Roxanne reviews The Beginning of Spring
by Penelope Fitzgerald
Book club or no, I’m reading all the time and love the adventure of the ‘next’ book. However, let’s face facts; each and everyone of us can get into a rut or echo chamber of our own ‘likes’ whether it be Colleen Hoover or David Baldacci.
That’s why two recent book clubs have made me stretch my intellectual and communication skill set. For example, I just finished The Beginning of Spring by Penelope Fitzgerald, a simply covered white and black book that has stared at me from the Staff Pick shelf with a sweet note from our wonderful Elsie Souza who deftly entices shoppers to ‘read this!’. Had it not been for my condo’s book club’s rabbit hole into Russian based literature (the book previously had been Dostovevky’s Notes from the Underground), I would never have chosen Fitzgerald to read.

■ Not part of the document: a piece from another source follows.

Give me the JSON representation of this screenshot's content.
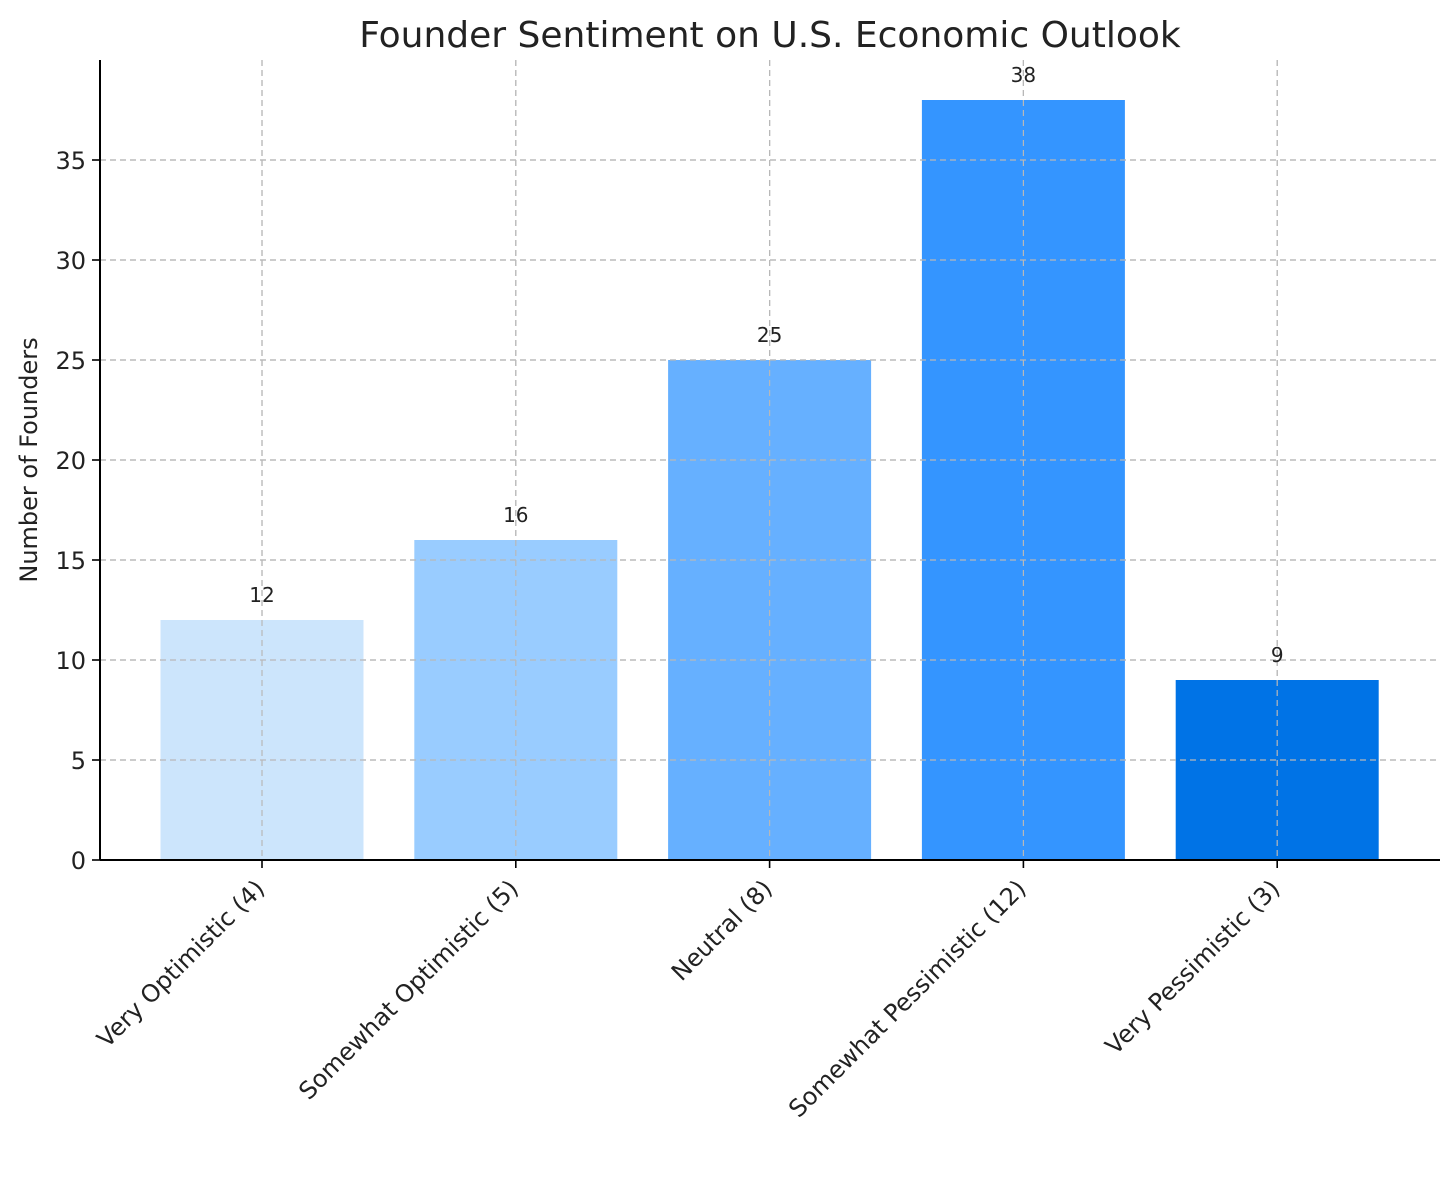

Penelope Fitzgerald was a Booker Prize winner and is considered one of the 45 greatest British writers of all time. Her literary rocket had been fueling for 58 years before she was actually published. The Beginning of Spring wasn’t her Booker Prize winner, but it was nominated and rightfully so. To say that it’s a delightful tale of a man left by his wife with three small children, sounds rather odd, but Fitzgerald’s writing brings you into their pre-Russian Revolution Moscow home and entertains you with three precocious children and their analytically flummoxed father. Her description of a spring birch forest ready to pop from its winter’s respite is also indescribably comforting.
I am blessed to have stretched myself into reading books outside my normal box. And even better, to be able to discuss the book with a community of fellow book lovers.